Other Hints and Notes

• Ask plenty of questions on the Blackboard discussion board.
• At the top of your proj2.circ circuit, list any help you received as well as web pages you consulted. Please do not use any URL shorteners, such as goo.gl or TinyURL. Also, do not cite shared data services, such as Pastebin, Dropbox, or Google Drive.
• You are free to construct your circuit differently than the images above. Specifically, the diagrams above intentionally omitted some control signals.

Extra Credit

You may earn an additional 10% credit for this assignment by integrating a hardware multiplication unit. Examine the Logisim file uint16.circ. This circuit implements a shift-add multiplier (Version 3). Using this circuit as a basis (or build your own, if you feel so inclined), add these two new operations to your ULNAv2-A processor:

The first instruction, mul, takes two registers and performs 16-bit unsigned multiplication. The lower 16 bits of the resulting product are written to a third register. The second instruction, movup, writes the upper 16 bits of the most recent mul instruction to a register. (It moves the upper half of the product to a register.) If no mul has yet executed, movup writes 0 to the target register.

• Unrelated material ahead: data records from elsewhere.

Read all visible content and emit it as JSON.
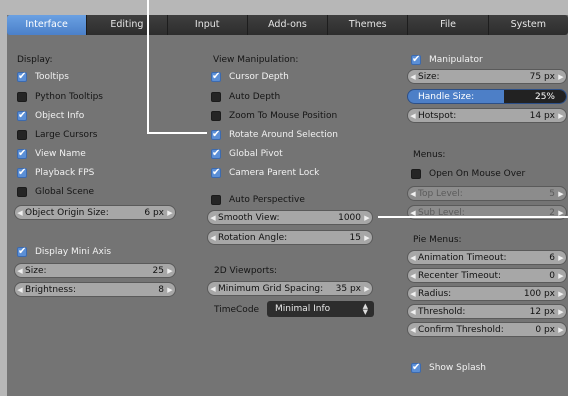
{
  "tabs": [
    "Interface",
    "Editing",
    "Input",
    "Add-ons",
    "Themes",
    "File",
    "System"
  ],
  "display": {
    "header": "Display:",
    "checks": [
      {
        "label": "Tooltips",
        "checked": true
      },
      {
        "label": "Python Tooltips",
        "checked": false
      },
      {
        "label": "Object Info",
        "checked": true
      },
      {
        "label": "Large Cursors",
        "checked": false
      },
      {
        "label": "View Name",
        "checked": true
      },
      {
        "label": "Playback FPS",
        "checked": true
      },
      {
        "label": "Global Scene",
        "checked": false
      }
    ],
    "object_origin_size": {
      "label": "Object Origin Size:",
      "value": "6 px"
    },
    "mini_axis": {
      "label": "Display Mini Axis",
      "checked": true
    },
    "size": {
      "label": "Size:",
      "value": "25"
    },
    "brightness": {
      "label": "Brightness:",
      "value": "8"
    }
  },
  "view": {
    "header": "View Manipulation:",
    "checks": [
      {
        "label": "Cursor Depth",
        "checked": true
      },
      {
        "label": "Auto Depth",
        "checked": false
      },
      {
        "label": "Zoom To Mouse Position",
        "checked": false
      },
      {
        "label": "Rotate Around Selection",
        "checked": true
      },
      {
        "label": "Global Pivot",
        "checked": true
      },
      {
        "label": "Camera Parent Lock",
        "checked": true
      }
    ],
    "auto_perspective": {
      "label": "Auto Perspective",
      "checked": false
    },
    "smooth_view": {
      "label": "Smooth View:",
      "value": "1000"
    },
    "rotation_angle": {
      "label": "Rotation Angle:",
      "value": "15"
    },
    "viewports_header": "2D Viewports:",
    "min_grid": {
      "label": "Minimum Grid Spacing:",
      "value": "35 px"
    },
    "timecode": {
      "label": "TimeCode",
      "value": "Minimal Info"
    }
  },
  "manip": {
    "manipulator": {
      "label": "Manipulator",
      "checked": true
    },
    "size": {
      "label": "Size:",
      "value": "75 px"
    },
    "handle_size": {
      "label": "Handle Size:",
      "value": "25%"
    },
    "hotspot": {
      "label": "Hotspot:",
      "value": "14 px"
    },
    "menus_header": "Menus:",
    "open_on_mouse_over": {
      "label": "Open On Mouse Over",
      "checked": false
    },
    "top_level": {
      "label": "Top Level:",
      "value": "5"
    },
    "sub_level": {
      "label": "Sub Level:",
      "value": "2"
    },
    "pie_header": "Pie Menus:",
    "pie": [
      {
        "label": "Animation Timeout:",
        "value": "6"
      },
      {
        "label": "Recenter Timeout:",
        "value": "0"
      },
      {
        "label": "Radius:",
        "value": "100 px"
      },
      {
        "label": "Threshold:",
        "value": "12 px"
      },
      {
        "label": "Confirm Threshold:",
        "value": "0 px"
      }
    ],
    "show_splash": {
      "label": "Show Splash",
      "checked": true
    }
  }
}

You are to add a multiplication unit to your circuit, then update your datapath to handle these two new instructions. Note that the given uint16_mult.circ implements multiplication as a multi-cycle instruction. That means it takes several cycles to perform the multiplication; while it is busy the CPU should not attempt to execute any other instruction.

Finally, update your proj2.S. Comment out your original software-based multiplication algorithm uint16_mult, replacing it with mul and movup. Test the updated assembly code in both the ULNAv2-A emulator and with your Logisim circuit. Note the significant decrease in execution time. Near the top of the file in a comment, list both CPU cycle counts for both the original software-only uint16_mult and the hardware-accelerated version.

If you choose to perform this extra credit, put a comment near the top of your proj2.S, alerting the grader.